GraphLab Create User Guide

Our mission at Dato is to build the most powerful and usable data science tools that enable you to go quickly from inspiration to production.

GraphLab Create is a Python package that allows programmers to perform end-to-end large-scale data analysis and data product development.

  • Data ingestion and cleaning with SFrames. SFrame is an efficient disk-based tabular data structure that is not limited by RAM. This lets you scale your analysis and data processing to handle terabytes of data, even on your laptop.

  • Data exploration and visualization with GraphLab Canvas. GraphLab Canvas is a browser-based interactive GUI that allows you to explore tabular data, summary plots and statistics.

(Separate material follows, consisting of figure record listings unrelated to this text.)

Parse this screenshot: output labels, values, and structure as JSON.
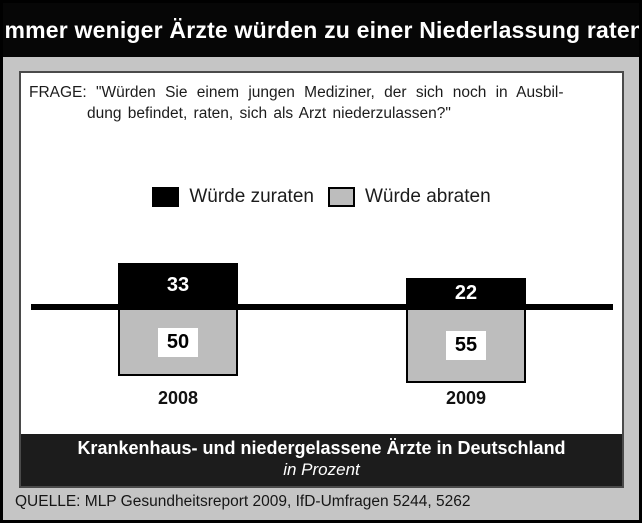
{
  "title": "Immer weniger Ärzte würden zu einer Niederlassung raten",
  "question": {
    "line1": "FRAGE: \"Würden Sie einem jungen Mediziner, der sich noch in Ausbil-",
    "line2": "dung befindet, raten, sich als Arzt niederzulassen?\""
  },
  "chart_data": {
    "type": "bar",
    "subtype": "diverging-from-zero-line",
    "categories": [
      "2008",
      "2009"
    ],
    "series": [
      {
        "name": "Würde zuraten",
        "values": [
          33,
          22
        ],
        "color": "#000000",
        "direction": "above-line"
      },
      {
        "name": "Würde abraten",
        "values": [
          50,
          55
        ],
        "color": "#bdbdbd",
        "direction": "below-line"
      }
    ],
    "unit": "Prozent",
    "legend_position": "top-center",
    "grid": false,
    "pixels_per_unit": 1.36
  },
  "banner": {
    "line1": "Krankenhaus- und niedergelassene Ärzte in Deutschland",
    "line2": "in Prozent"
  },
  "source": "QUELLE: MLP Gesundheitsreport 2009, IfD-Umfragen 5244, 5262",
  "colors": {
    "background": "#c5c5c5",
    "title_band": "#060606",
    "panel": "#ffffff",
    "bar_above": "#000000",
    "bar_below": "#bdbdbd",
    "banner": "#1c1c1c",
    "zero_line": "#000000"
  }
}
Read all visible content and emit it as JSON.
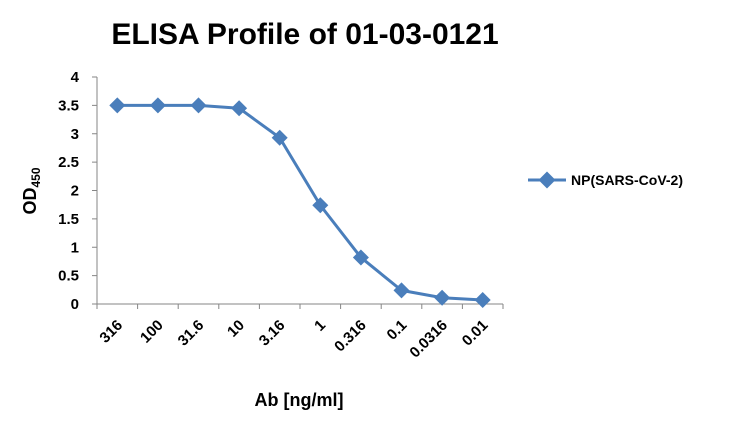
{
  "chart_data": {
    "type": "line",
    "title": "ELISA Profile of 01-03-0121",
    "xlabel": "Ab [ng/ml]",
    "ylabel": {
      "main": "OD",
      "sub": "450"
    },
    "categories": [
      "316",
      "100",
      "31.6",
      "10",
      "3.16",
      "1",
      "0.316",
      "0.1",
      "0.0316",
      "0.01"
    ],
    "ylim": [
      0,
      4
    ],
    "yticks": [
      "0",
      "0.5",
      "1",
      "1.5",
      "2",
      "2.5",
      "3",
      "3.5",
      "4"
    ],
    "grid": false,
    "legend_position": "right",
    "series": [
      {
        "name": "NP(SARS-CoV-2)",
        "color": "#4a7ebb",
        "marker": "diamond",
        "values": [
          3.5,
          3.5,
          3.5,
          3.45,
          2.93,
          1.74,
          0.82,
          0.24,
          0.11,
          0.07
        ]
      }
    ]
  }
}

  • Network analysis with SGraph. SGraph is a disk-based graph data structure that stores vertices and edges in SFrames.

  • Predictive model development with machine learning toolkits. GraphLab Create includes several toolkits for quick prototyping with fast, scalable algorithms.

  • Production automation with data pipelines. Data pipelines allow you to assemble reusable code tasks into jobs and automatically run them on common execution environments (e.g. Amazon Web Services, Hadoop).

In this User Guide, you will learn how to use GraphLab Create to:

  • munge and explore both structured and unstructured data
  • use advanced machine learning methods to build predictive models and recommender systems
  • put your code into production and use it for real-world applications

Each chapter contains hands-on exercises with solutions and pointers to additional resources where you may learn more. Please do not hesitate to ask any questions you may have at our Forum.

Open source

The source for this userguide is available on Github under the 3-clause BSD license. If you have suggestions or bug reports, we welcome Github issues and pull requests! See the chapter about contributing on guidelines for adding content.

To build the userguide, install npm and run the following:

npm install
npm run gitbook-dep
npm run gitbook

The generated html will be located at _book/index.html.